Impact of microglial depletion through colony-stimulating factor 1 receptor inhibition on demyelination and neurodegeneration in a chronic cuprizone-induced demyelination model

VICTORIA SOFÍA BERENICE WIES MANCINI1; ANABELLA AYELEN DI PIETRO; SOLEDAD DE OLMOS; JUANA MARÍA PASQUINI1; JORGE DANIEL CORREALE2; LAURA ANDREA PASQUINI1.

Villa Carlos Paz, Córdoba

Congreso; XXXIV Reunión Anual SAN 2019; 2019

Cuprizone (CPZ)-induced demyelination is widely used as a multiple sclerosis (MS) model to study de/remyelination processes. Microglia (MG) participate in demyelination and neurodegeneration processes and are physiologically dependent on colony-stimulating factor 1 receptor (CSF-1R) signaling. Therefore, we aimed to evaluate the effects of CSF-1R inhibitor BLZ945 on demyelination and neuroregeneration in mice submitted to chronic CPZ demyelination. Mice were fed either control or CPZ (0.2% w/w) chow for 12 weeks and orally gavaged vehicle or BLZ (200 mg/kg/day) from the 2nd week of CPZ treatment (C, BLZ, CPZ and CPZ+BLZ).

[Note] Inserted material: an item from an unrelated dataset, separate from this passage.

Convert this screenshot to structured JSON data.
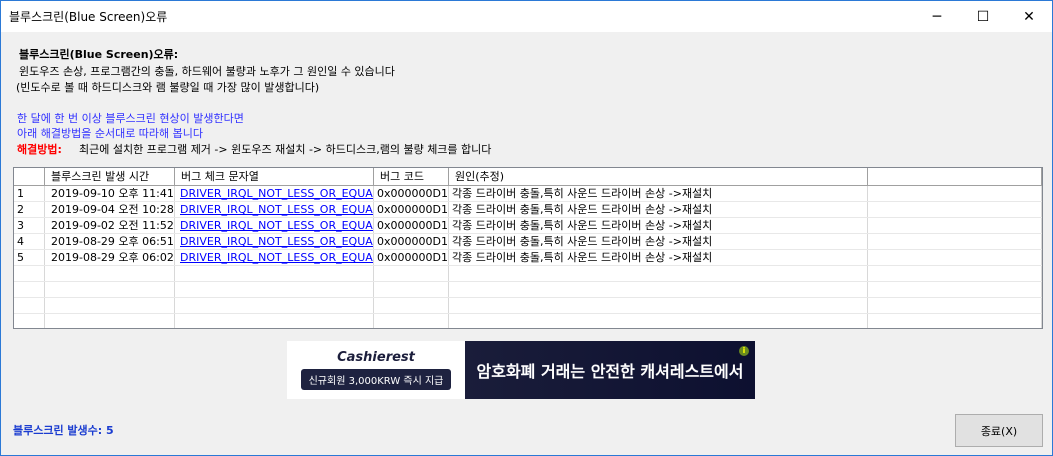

BLZ treatment induced a reduction in the number of MG in all structures evaluated and attenuated demyelination in corpus callosum (CC), striatum (ST), fimbria (F), external splenium CC (ESCC) and cerebellum (CE). Positive amino-cupric-silver (ACS) staining was prominent in axons traversing the ST and fibers throughout the CC, ESCC, F and CE in CPZ and CPZ+BLZ, and even more prominent in ST and CC in CPZ+BLZ. Axonal degeneration was accompanied by terminal axonal ovoids characteristic of inflammatory demyelination. ACS staining was hardly observed in axonal terminal puncta at synaptic sites or neuron bodies. These results indicate that neurodegeneration does not exclusively result from demyelination and that MG depletion could prevent demyelination but also exacerbate axonal degeneration. These data could be transferred to the treatment of progressive MS.